Me: It’s blush; it makes me look less dead, er, I mean it gives me more color.
Blaine: Oh. Why do you want to be pink?
Me: I don’t want to be pink. I just don’t want to look like a walking marshmallow.
Silence while he contemplates this deep concept.
Blaine: What are you doing now, Mimi?
Me: Spraying perfume to make me smell pretty. See – [holding out left wrist for olfactory inspection] – what do you think?
Blaine: [making identical face to the little guy in the photo] Ugghh. You smell like my Pull-Ups.
I, too, have been perfecting my stinky face lately. Not intentionally, but often when I pass the reflective surface of a mirror, microwave, or window, I’m floored at the horrible expression staring back at me. The thing is, I’m not necessarily angry … or sad … or even displeased. I’m just preoccupied. So preoccupied that I’m not aware of what my face is doing, and apparently when ignored, my facial muscles default to the same scowl I’d seen on my mother’s face a million times as a child.
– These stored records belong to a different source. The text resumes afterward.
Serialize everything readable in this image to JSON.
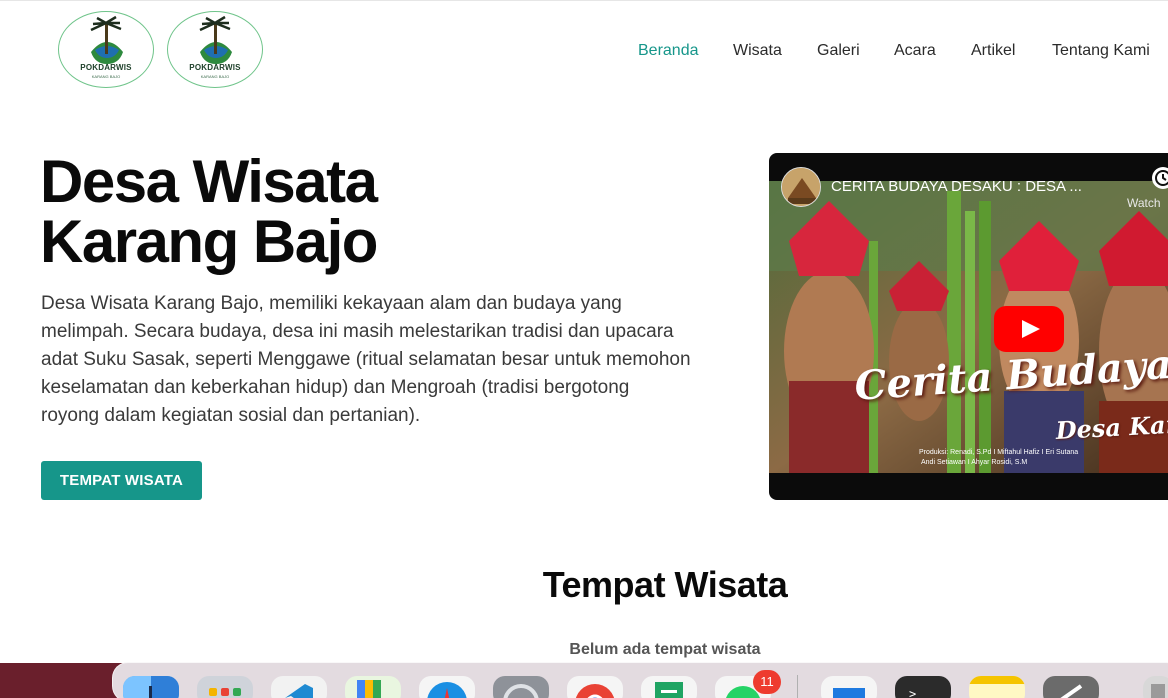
{
  "header": {
    "logos": [
      {
        "name": "POKDARWIS",
        "sub": "KARANG BAJO"
      },
      {
        "name": "POKDARWIS",
        "sub": "KARANG BAJO"
      }
    ],
    "nav": [
      {
        "label": "Beranda",
        "active": true
      },
      {
        "label": "Wisata",
        "active": false
      },
      {
        "label": "Galeri",
        "active": false
      },
      {
        "label": "Acara",
        "active": false
      },
      {
        "label": "Artikel",
        "active": false
      },
      {
        "label": "Tentang Kami",
        "active": false
      }
    ]
  },
  "hero": {
    "title_line1": "Desa Wisata",
    "title_line2": "Karang Bajo",
    "description": "Desa Wisata Karang Bajo, memiliki kekayaan alam dan budaya yang melimpah. Secara budaya, desa ini masih melestarikan tradisi dan upacara adat Suku Sasak, seperti Menggawe (ritual selamatan besar untuk memohon keselamatan dan keberkahan hidup) dan Mengroah (tradisi bergotong royong dalam kegiatan sosial dan pertanian).",
    "cta_label": "TEMPAT WISATA"
  },
  "video": {
    "title": "CERITA BUDAYA DESAKU : DESA ...",
    "watch_label": "Watch",
    "overlay_title": "Cerita Budaya Desak",
    "overlay_sub": "Desa Karang B",
    "credits_line1": "Produksi: Renadi, S.Pd I Miftahul Hafiz I Eri Sutana",
    "credits_line2": "Andi Setiawan I Ahyar Rosidi, S.M"
  },
  "section": {
    "title": "Tempat Wisata",
    "empty_note": "Belum ada tempat wisata"
  },
  "dock": {
    "apps": [
      "finder-icon",
      "launchpad-icon",
      "vscode-icon",
      "maps-icon",
      "safari-icon",
      "settings-icon",
      "chrome-icon",
      "sheets-icon",
      "whatsapp-icon",
      "mail-icon",
      "terminal-icon",
      "notes-icon",
      "creative-icon",
      "trash-icon"
    ],
    "whatsapp_badge": "11"
  },
  "colors": {
    "accent": "#16968a",
    "play": "#ff0000",
    "dock_bg": "#6a1f2c"
  }
}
I used to think she was always mad at me. And once when I asked her what I’d done, she seemed surprised and responded, “Why, nothing. I’m not upset with you; I’m focused on what I’m doing. Just ignore my face.”
Well, of course that’s impossible. The face is the window into the mind, and we as human beings are prone to reading the faces of those standing before us to discern what they’re thinking. Frowns, pouts and snarls indicate indignation, resentment, and wrath, whereas a pleasant countenance reflects interest, encouragement, and concern. A warm and sincere smile makes us feel warm too, as well as accepted, uplifted, and loved all over. A slack jaw, sagging muscles and glazed-over eyes shout fatigue, boredom and disinterest.
It’s the way Papa God wired us. Reading faces is our feedback mechanism to know where we stand with others. Body language sends signals loud and clear to those around us about what’s going on inside.
So that leads me to these convicting questions: Does my expression edify people or frighten the bejeebies out of them? Are they blessed or intimidated? Does the love of Jesus shine through my eyes and encourage through my smile? Has my face caught on to the joy of the Lord in my heart?
In a nutshell, is the God’s-love-with-skin-on-it ME I want to portray to people I encounter the ME they really see? I’m supposed to attract them to Him, right, not repel them?
Hmm. Maybe I should tell my face the good news more often. Maybe I should make a serious effort to be more aware of my subconscious stinky face and offer my countenance to the Lord as an instrument of praise.
And leave the Eau de Pull-Ups at home.